The Eighth Circuit reversed the ALJ’s decision, relying on the Supreme Court’s decision in Martin v. Occupational Safety & Health Review Commission, 499 U.S. 144 (1991).  In Martin, the Supreme Court held that “a reviewing court may not prefer the reasonable interpretations of the Commission to the reasonable interpretations of the Secretary[.]”  While the Commission has authority to make findings of fact and to apply the Secretary’s standards to those facts in making a decision, the Commission has “no more power than this in order to perform its statutory role as ‘neutral arbiter.'”  Applying Martin, the Eighth Circuit found that the Secretary’s interpretation was reasonable and thus entitled to deference. The regulation, the court noted, “contains no inherent limitation to protections only against ejected debris rather than workpieces and no inherent limitation to situations involving normal machine operation rather than machine malfunctions.”  The court rejected Lorenz Cook’s argument that the Secretary had for decades acquiesced in a 1982 court decision that had interpreted the regulation more narrowly. The Eighth Circuit reasoned that the Secretary’s “understanding of the effect of an interpretation may develop over time,” which itself does not demonstrate unreasonableness.

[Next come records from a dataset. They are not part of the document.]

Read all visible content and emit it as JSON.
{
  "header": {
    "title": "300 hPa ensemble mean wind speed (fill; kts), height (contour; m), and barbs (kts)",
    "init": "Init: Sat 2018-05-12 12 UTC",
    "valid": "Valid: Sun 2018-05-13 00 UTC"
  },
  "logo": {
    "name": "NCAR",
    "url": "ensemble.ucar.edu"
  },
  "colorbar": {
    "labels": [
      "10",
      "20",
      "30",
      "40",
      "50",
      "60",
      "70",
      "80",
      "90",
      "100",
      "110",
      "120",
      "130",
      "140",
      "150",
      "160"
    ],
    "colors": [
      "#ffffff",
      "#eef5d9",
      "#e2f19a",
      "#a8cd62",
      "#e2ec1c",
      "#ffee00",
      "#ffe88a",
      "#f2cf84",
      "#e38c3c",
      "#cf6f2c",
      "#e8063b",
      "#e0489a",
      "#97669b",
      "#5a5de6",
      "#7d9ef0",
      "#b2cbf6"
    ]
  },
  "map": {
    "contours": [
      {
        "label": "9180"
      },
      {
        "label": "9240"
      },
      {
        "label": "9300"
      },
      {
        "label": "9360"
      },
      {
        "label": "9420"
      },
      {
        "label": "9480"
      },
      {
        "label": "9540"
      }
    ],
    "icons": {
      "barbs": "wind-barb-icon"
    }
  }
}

For employers, the Lorenz Cook decision illustrates one of the fundamental challenges in defending against OSHA violations.  The Secretary of Labor not only adopts and enforces safety regulations, but his interpretation of those regulations is entitled to judicial deference as long as it is reasonable – even when that interpretation departs from the Secretary’s longstanding practice.  Employers seeking to challenge the Secretary’s interpretation of a safety regulation therefore face an uphill battle.